The Long Road Home - adopting children abroad

Kiplinger's Personal Finance Magazine, Dec, 2000 by Catherine Siskos, Erin Burt

Your agency may be based anywhere in the U.S., although one in your own state must do the home study, a detailed evaluation of prospective parents. Check with the attorney general's office in the agency's state to make sure it's licensed, and ask the agency about other parties, such as orphanages, involved in the process.

You want an agency that has lots of experience with the country from which you want to adopt--but that works with more than one country, so that if problems arise with your first choice, you can transfer to another country's program at minimal cost.

Each agency has its own style and personality: Some take parents under their wing throughout the process, while others maintain a businesslike distance. The La Joys first chose a local agency but found it impersonal and uncommunicative. "We would ask for updates and they would take days, even weeks, to get back to us," says Cindy. After the home study, they switched to a smaller agency in Kansas, but lost about $1,000 in non-refundable fees.

The paper chase

ONCE YOU'VE SELECTED an agency, you'll be asked to sign a contract, which should disclose the total amount and itemize the cost of each service. Agencies bill for services as they're rendered, with the heftiest charges at the beginning and end of the process. Most fees are nonrefundable. You can drop out at any time, but the further along you are, the more money you lose.
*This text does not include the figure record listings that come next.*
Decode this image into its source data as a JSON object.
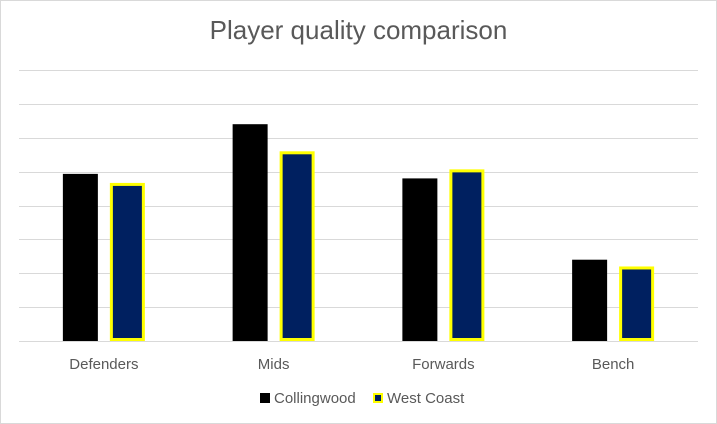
{
  "chart_data": {
    "type": "bar",
    "title": "Player quality comparison",
    "categories": [
      "Defenders",
      "Mids",
      "Forwards",
      "Bench"
    ],
    "series": [
      {
        "name": "Collingwood",
        "values": [
          7.4,
          9.6,
          7.2,
          3.6
        ],
        "color": "#000000",
        "border": "#000000"
      },
      {
        "name": "West Coast",
        "values": [
          7.0,
          8.4,
          7.6,
          3.3
        ],
        "color": "#002060",
        "border": "#ffff00"
      }
    ],
    "ylim": [
      0,
      12
    ],
    "grid": true,
    "legend": "bottom"
  }
}
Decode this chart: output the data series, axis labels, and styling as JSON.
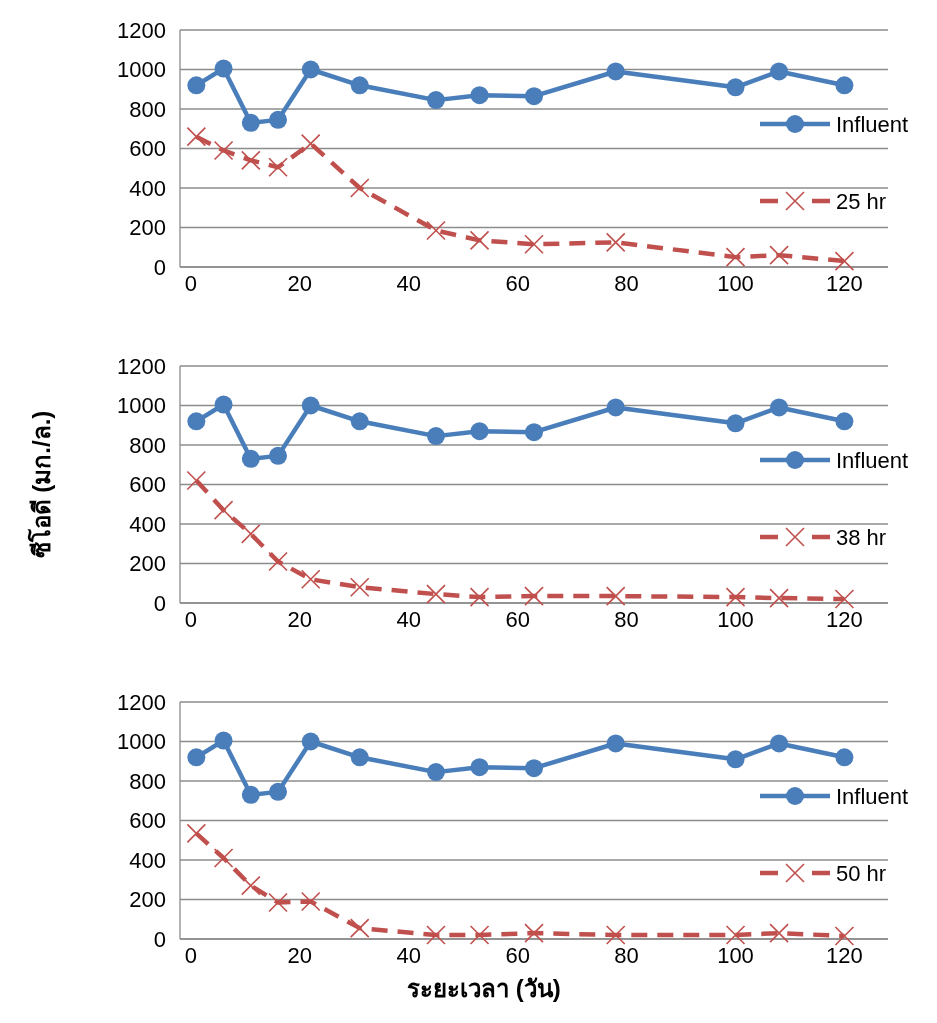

The home study, which takes a few months to complete, ranges in cost from $400 in Salt Lake City to $3,000 in Los Angeles. Then you must supply birth and marriage certificates, provide references, get a physical, undergo a criminal-background check, and submit a recent tax return.

Often foreign courts want all these documents notarized and even certified by state officials. Assembling a dossier can take weeks, and attention to detail is vital. If you use a notary whose license expires before the adoption is completed, for instance, a court may consider your paperwork invalid.

One of the most important documents is the Immigration and Naturalization Service's Form I-600A, in which you apply for permission to adopt a foreign orphan. It costs $405 to file the form, and local INS offices can take months to send back the slip of paper that allows you to adopt. "In many cases, you can't send your application to the foreign government until you have all your documents," says Kaufman, who recommends filing the I-600A before completing the home study so that the process doesn't get held up.

The moment of decision

WHAT THE La Joys dreaded most wasn't the paperwork but the moment of decision--choosing a child from among the videotapes of children that met their criteria. It may sound like baby shopping, but, says Susan Cox of Holt International, an agency in Eugene, Ore., "adoption is intended to find families for children, not the reverse." Cox was adopted from Korea by an American couple in the 1950s.

The La Joys agonized over the first videotape of a Russian brother and sister because the couple suspected the little boy had fetal alcohol syndrome. "You think about the odds of a child's getting adopted," says Cindy. "I may be the one chance that child has for a family." The couple turned down the referral and, at their agency's suggestion, switched to Islamic Kazakhstan, where alcoholism is less common.